When people need to cope with serious psychological trauma, among residents of small settlements this is easier than for those who live in big cities. Social support in your environment - important factor in the development of psychological strength. In other words, being mentally strong does not mean being arrogant or inaccessible to others. On the contrary, strength involves trusting friends and the ability to discuss personal problems.
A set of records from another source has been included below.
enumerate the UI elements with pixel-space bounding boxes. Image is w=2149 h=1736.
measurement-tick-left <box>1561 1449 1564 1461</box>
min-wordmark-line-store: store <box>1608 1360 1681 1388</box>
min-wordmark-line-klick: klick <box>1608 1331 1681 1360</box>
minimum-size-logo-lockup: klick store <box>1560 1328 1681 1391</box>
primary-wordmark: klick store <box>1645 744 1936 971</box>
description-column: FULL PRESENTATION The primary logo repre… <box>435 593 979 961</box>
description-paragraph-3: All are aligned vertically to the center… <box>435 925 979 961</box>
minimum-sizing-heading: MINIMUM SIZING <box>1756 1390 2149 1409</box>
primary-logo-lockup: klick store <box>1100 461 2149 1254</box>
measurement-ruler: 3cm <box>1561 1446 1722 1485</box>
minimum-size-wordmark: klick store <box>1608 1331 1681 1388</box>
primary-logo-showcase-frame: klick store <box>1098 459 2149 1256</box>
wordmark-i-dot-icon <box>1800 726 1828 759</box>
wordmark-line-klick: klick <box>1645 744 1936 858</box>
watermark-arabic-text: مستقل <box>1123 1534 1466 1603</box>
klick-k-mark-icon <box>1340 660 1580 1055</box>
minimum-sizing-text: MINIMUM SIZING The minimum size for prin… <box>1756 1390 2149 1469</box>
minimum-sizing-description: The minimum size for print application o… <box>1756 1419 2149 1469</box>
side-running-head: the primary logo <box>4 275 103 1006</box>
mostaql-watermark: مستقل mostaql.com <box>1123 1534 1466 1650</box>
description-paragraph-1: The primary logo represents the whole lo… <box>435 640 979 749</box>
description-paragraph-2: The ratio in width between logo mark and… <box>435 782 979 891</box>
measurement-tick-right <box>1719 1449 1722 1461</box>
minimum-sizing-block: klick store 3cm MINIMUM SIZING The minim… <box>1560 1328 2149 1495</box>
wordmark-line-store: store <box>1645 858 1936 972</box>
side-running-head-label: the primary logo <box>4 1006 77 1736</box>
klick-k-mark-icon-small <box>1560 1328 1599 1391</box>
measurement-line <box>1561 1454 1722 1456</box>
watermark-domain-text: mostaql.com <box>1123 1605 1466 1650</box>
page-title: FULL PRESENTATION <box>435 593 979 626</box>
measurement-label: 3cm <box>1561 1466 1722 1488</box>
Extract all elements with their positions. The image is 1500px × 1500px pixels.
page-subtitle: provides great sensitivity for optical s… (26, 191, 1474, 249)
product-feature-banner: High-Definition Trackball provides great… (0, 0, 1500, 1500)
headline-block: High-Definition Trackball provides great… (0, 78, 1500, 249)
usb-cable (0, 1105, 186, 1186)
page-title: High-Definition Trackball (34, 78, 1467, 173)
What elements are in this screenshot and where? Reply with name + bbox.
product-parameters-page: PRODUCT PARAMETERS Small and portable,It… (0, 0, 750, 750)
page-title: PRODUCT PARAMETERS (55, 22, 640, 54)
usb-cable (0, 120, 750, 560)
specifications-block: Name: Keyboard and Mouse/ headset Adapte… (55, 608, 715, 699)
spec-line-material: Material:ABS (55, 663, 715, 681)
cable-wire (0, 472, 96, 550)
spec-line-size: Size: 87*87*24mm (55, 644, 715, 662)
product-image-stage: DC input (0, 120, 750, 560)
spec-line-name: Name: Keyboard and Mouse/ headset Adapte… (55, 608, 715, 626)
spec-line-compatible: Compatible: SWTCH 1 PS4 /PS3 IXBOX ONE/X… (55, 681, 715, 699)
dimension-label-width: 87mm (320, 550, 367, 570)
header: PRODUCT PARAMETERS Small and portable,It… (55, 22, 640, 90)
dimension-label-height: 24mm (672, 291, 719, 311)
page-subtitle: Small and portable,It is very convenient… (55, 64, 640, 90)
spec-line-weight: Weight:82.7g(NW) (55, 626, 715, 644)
Suppressing feelings of self-vulnerability, concealing own mistakes and problems is an attempt to avoid the stress that is inevitable when faced with own weakness. Psychologically strong people face stress head on, rather than running from it.

Look for people who are struggling with similar situations, share your fears with them, ask for advice. The best advisers in situations of stress are people who have already experienced it. Build relationships with those who believe in tomorrow and are not afraid complex tasks. Avoid people who are looking for easy ways in life - this is not an example to follow, and you will not get support from such people.

Psychological test for men and boys.